The More Things Change, the More They Stay the Same: A Study to Evaluate Compliance With Inclusion and Assessment of Women and Minorities in Randomized Controlled Trials.

Author information

1
S.E. Geller is G. William Arends Professor of Obstetrics and Gynecology and director, Center for Research on Women and Gender, University of Illinois at Chicago, Chicago, Illinois. A.R. Koch is senior research specialist, Center for Research on Women and Gender, University of Illinois at Chicago, Chicago, Illinois. P. Roesch is research specialist, Center for Research on Women and Gender, University of Illinois at Chicago, Chicago, Illinois. A. Filut is research assistant, Center for Women's Health Research, University of Wisconsin-Madison, Madison, Wisconsin. E. Hallgren is research assistant, Center for Research on Women and Gender, University of Illinois at Chicago, Chicago, Illinois. M. Carnes is professor of medicine, psychiatry, and industrial & systems engineering and director, Center for Women's Health Research, University of Wisconsin-Madison, Madison, Wisconsin.

Abstract

PURPOSE:

The National Institutes of Health (NIH) Revitalization Act of 1993 requires NIH-funded clinical trials to include women and minorities as participants and assess outcomes by sex and race or ethnicity. The objective of this study was to investigate current levels of compliance with these guidelines for inclusion, analysis, and reporting in NIH-funded randomized controlled trials (RCTs) and compare the results with those from 2009 and 2004, which the authors reported previously.

METHOD:

The authors identified 782 RCTs published in 14 leading U.S. medical journals in 2015 with a PubMed search. Of those, 142 were the primary report of an NIH-funded RCT, conducted in the United States, and eligible for analysis.
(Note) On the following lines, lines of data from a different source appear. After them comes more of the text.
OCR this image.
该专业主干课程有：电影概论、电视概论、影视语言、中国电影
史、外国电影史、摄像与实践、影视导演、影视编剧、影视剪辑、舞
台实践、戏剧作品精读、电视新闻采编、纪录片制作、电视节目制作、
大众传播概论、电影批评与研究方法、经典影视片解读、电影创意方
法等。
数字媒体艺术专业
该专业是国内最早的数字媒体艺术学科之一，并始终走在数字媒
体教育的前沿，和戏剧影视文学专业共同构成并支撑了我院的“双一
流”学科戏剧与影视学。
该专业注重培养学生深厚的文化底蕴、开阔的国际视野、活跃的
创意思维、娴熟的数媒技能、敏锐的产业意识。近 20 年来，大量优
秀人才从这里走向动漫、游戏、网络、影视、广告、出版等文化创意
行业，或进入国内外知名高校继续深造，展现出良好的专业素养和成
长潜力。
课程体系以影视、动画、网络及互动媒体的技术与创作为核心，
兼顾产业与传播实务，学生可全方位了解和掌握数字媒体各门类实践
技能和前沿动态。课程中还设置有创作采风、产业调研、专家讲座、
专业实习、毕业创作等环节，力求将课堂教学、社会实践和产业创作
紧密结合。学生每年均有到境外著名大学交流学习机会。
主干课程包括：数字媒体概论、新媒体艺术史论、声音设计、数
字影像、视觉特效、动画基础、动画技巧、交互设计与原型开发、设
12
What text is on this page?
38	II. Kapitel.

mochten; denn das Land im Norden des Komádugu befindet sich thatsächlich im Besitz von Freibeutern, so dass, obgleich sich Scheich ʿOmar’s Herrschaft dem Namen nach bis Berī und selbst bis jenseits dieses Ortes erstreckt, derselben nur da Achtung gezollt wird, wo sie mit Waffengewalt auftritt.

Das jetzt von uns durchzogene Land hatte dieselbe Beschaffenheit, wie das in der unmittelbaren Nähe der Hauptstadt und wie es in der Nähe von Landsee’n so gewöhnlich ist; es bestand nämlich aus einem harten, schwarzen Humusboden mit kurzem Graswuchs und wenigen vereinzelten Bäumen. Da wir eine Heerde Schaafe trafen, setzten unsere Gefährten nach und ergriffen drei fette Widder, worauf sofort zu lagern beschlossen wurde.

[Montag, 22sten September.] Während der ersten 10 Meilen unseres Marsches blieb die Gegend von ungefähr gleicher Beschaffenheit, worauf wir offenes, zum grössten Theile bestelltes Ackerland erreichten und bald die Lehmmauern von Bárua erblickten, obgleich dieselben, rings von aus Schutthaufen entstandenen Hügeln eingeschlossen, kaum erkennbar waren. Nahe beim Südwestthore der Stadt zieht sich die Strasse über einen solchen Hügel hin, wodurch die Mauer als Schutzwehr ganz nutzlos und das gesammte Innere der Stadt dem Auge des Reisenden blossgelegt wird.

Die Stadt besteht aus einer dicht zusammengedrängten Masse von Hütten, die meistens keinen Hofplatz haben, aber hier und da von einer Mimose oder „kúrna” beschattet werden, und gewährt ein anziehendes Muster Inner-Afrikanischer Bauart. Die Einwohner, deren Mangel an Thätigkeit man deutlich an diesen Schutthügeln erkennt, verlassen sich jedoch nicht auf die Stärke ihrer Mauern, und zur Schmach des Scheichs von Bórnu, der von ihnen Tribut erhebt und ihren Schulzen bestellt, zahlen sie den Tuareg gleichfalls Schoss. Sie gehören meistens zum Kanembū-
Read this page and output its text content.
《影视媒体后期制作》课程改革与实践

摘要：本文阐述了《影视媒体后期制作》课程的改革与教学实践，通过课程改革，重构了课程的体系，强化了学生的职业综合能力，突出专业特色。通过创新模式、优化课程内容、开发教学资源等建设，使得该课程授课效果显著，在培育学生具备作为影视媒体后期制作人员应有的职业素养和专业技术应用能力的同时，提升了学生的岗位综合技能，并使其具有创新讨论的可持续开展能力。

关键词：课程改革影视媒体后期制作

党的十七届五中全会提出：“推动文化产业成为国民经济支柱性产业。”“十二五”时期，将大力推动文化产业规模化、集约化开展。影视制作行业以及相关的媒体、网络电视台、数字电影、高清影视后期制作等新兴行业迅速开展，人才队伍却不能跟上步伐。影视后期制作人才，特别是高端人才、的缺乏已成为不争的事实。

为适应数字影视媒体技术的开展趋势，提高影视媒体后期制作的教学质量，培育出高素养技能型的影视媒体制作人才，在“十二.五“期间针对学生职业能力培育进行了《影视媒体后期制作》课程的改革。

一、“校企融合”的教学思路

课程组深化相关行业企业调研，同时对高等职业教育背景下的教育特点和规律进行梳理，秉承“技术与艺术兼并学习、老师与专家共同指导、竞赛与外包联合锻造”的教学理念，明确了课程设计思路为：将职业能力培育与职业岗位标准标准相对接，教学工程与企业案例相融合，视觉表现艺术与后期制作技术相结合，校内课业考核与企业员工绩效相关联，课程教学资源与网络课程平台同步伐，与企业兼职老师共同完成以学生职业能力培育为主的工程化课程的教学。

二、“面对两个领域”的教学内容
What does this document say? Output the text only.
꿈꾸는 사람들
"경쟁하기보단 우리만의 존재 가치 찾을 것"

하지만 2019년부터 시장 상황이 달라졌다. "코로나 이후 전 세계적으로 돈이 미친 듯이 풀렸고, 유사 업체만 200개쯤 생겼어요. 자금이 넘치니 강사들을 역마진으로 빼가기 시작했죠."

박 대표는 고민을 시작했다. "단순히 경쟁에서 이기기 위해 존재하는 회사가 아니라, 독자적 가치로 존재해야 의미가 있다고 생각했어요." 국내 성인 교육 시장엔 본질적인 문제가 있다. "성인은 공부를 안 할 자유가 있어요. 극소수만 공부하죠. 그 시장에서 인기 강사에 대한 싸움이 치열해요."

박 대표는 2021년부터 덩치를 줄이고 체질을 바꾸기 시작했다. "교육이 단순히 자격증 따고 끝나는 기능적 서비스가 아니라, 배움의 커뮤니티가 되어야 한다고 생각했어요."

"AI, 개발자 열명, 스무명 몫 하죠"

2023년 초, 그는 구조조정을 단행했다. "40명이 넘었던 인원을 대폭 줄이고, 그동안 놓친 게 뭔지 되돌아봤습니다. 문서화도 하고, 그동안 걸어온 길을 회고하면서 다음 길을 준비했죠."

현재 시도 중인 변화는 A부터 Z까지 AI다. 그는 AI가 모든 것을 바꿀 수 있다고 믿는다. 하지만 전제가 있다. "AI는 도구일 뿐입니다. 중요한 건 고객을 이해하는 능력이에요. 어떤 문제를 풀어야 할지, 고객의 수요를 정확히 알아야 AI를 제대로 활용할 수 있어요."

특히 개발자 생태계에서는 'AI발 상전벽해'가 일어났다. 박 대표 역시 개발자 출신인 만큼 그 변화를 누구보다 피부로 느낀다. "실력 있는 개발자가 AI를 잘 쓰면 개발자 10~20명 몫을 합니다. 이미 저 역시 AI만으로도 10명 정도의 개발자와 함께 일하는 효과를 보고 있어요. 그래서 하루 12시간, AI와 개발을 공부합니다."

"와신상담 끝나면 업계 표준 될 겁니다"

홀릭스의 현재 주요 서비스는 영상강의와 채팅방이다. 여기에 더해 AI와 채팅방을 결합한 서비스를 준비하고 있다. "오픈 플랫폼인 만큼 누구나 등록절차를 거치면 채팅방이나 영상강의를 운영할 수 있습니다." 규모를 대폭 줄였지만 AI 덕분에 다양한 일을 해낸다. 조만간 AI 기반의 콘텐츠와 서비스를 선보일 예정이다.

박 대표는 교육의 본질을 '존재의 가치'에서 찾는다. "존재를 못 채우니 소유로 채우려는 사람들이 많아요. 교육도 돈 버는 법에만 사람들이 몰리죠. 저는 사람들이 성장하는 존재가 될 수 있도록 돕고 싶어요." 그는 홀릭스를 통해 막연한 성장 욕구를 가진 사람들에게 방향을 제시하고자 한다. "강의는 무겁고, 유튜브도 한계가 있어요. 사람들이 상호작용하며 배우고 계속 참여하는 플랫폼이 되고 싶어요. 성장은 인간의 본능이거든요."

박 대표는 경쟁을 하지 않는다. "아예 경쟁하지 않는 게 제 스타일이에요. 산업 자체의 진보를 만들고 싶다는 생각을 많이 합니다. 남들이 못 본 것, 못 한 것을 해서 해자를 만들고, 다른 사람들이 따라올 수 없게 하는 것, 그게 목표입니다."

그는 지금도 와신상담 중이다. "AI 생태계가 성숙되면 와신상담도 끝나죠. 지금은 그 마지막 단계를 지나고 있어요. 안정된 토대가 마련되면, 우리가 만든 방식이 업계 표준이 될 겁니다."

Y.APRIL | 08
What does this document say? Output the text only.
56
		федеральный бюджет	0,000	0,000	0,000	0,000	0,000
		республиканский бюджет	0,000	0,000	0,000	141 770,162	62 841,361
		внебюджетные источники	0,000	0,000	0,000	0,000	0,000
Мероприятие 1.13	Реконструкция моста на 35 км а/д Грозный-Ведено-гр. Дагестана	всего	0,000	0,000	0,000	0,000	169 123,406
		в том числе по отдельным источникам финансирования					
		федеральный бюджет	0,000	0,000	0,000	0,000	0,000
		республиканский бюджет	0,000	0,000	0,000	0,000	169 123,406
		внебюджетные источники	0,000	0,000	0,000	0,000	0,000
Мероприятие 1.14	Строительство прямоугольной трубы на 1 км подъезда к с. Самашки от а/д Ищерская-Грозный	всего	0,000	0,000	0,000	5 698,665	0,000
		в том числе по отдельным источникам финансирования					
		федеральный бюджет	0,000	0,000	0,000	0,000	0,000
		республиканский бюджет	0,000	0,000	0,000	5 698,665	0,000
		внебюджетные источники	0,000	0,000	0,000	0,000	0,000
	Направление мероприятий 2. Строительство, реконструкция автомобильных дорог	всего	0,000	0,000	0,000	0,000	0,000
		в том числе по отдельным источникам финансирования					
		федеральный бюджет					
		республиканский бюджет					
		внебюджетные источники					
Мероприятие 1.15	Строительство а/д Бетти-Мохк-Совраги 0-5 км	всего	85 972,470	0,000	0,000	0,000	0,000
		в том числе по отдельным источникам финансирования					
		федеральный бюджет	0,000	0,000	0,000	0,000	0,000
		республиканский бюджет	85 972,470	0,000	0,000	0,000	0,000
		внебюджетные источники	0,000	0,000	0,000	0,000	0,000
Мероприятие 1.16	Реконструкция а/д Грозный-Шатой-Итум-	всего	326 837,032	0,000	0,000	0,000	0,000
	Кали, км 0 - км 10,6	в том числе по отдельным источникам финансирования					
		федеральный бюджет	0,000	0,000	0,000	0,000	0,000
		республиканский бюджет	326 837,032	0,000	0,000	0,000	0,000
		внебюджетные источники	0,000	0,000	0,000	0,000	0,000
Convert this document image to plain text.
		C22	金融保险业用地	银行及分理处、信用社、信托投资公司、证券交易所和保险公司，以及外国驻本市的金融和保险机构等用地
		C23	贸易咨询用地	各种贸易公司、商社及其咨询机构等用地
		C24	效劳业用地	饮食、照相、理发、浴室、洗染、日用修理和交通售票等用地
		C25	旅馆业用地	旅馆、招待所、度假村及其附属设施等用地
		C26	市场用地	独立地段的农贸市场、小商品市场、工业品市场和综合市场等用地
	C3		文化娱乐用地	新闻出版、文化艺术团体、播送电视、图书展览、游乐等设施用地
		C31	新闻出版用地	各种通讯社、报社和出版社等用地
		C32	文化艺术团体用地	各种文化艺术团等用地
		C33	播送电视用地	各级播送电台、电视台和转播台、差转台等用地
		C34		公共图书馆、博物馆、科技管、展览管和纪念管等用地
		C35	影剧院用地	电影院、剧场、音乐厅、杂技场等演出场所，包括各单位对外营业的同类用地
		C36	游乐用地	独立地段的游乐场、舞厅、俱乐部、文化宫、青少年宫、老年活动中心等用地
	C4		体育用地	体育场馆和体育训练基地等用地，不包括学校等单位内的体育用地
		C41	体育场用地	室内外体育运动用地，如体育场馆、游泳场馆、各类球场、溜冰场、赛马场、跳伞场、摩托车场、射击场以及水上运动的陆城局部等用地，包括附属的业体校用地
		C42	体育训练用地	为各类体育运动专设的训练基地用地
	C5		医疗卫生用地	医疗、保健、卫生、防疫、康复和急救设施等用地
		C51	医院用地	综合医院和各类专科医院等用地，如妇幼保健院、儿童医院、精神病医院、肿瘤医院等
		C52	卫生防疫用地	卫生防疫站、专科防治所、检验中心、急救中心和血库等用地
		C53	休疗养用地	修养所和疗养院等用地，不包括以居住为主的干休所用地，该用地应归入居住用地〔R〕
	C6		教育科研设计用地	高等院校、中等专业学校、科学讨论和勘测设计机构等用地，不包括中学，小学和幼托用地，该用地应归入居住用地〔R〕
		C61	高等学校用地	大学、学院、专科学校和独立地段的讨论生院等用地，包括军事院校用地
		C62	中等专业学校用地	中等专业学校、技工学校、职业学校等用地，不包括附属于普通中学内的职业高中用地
The authors reviewed abstract, text, and tables of each eligible study as well as any follow-up published commentary to determine compliance with NIH guidelines.

RESULTS:

Thirty-five studies limited enrollment to one sex. The median enrollment of women in the remaining 107 studies was 46%, but 16 (15.0%) enrolled less than 30% women. Twenty-eight of the 107 (26%) reported at least one outcome by sex or explicitly included sex as a covariate in statistical analysis. Of the 142 studies, 19 (13.4%) analyzed or reported outcomes by race or ethnicity. There were no statistically significant changes in inclusion, analysis, or reporting by sex, race, or ethnicity compared with the previous studies.

CONCLUSIONS:

NIH policies have not resulted in significant increases in reporting results by sex, race, or ethnicity. The authors recommend strong journal policies to increase compliance with NIH policies.